Let's eliminate the unnecessary fields and create a subset of the data with just the following fields:

- `date_rptd`
- `crm_cd`
- `crm_cd_desc`
- `lat`
- `lon`

In [None]:
# subset the data
df_mini = df[['date_rptd','crm_cd','crm_cd_desc','lat','lon']].copy()
df_mini.head()

In [None]:
# Check the info for our subset data
df_mini.info()

In [None]:
# Now we want to convert latitude and longitude to floats
df_mini['lat'] = df_mini['lat'].astype(float)
df_mini['lon'] = df_mini['lon'].astype(float)
df_mini.info()

In [None]:
# What if we try to map it with plotly?
fig = px.scatter_mapbox(df_mini,
                        lat='lat',
                        lon='lon',
                        mapbox_style="stamen-terrain")
fig.show()

# Group Contributions
1. Donna Heydar (Donna contributed to breaking down the educational attainment data in Los Angeles County.
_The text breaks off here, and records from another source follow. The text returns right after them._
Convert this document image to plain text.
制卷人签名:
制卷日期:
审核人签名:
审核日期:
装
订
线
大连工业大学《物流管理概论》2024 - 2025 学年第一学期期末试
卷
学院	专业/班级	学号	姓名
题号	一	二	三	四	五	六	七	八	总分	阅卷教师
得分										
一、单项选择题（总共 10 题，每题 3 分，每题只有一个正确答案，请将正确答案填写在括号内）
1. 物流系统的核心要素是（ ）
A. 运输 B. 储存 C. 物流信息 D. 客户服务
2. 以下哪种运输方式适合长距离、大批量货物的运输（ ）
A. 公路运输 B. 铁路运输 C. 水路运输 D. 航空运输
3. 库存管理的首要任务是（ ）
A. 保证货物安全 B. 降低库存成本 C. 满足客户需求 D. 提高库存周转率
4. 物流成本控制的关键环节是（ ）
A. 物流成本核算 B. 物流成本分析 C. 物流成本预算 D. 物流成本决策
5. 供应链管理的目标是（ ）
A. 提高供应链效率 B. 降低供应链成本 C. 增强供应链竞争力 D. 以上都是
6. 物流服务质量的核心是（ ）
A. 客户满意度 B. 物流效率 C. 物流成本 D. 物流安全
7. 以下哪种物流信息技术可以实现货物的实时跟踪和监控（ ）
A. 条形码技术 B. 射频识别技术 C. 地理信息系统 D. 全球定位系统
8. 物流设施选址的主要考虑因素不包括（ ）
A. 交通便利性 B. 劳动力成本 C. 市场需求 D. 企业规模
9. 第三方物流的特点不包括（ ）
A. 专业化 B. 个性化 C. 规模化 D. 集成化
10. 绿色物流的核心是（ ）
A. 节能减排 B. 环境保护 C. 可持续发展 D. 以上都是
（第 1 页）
Both members discussed which datasets to use and discussed similarities between the two after breaking them down. Donna also contributed to the data exploration and analysis of Crime data in LA as well as COVID-19 data,)
2. Daniel Ruiz (Daniel contributed to breaking down the household income data in Los Angeles County. Both members discussed which datasets to use and discussed similarities between the two after breaking them down. Daniel also contributed to the data exploration and analysis of HOLC Redlining. He also contributed to the comparison between education  income, and homeownership in Los Angeles.)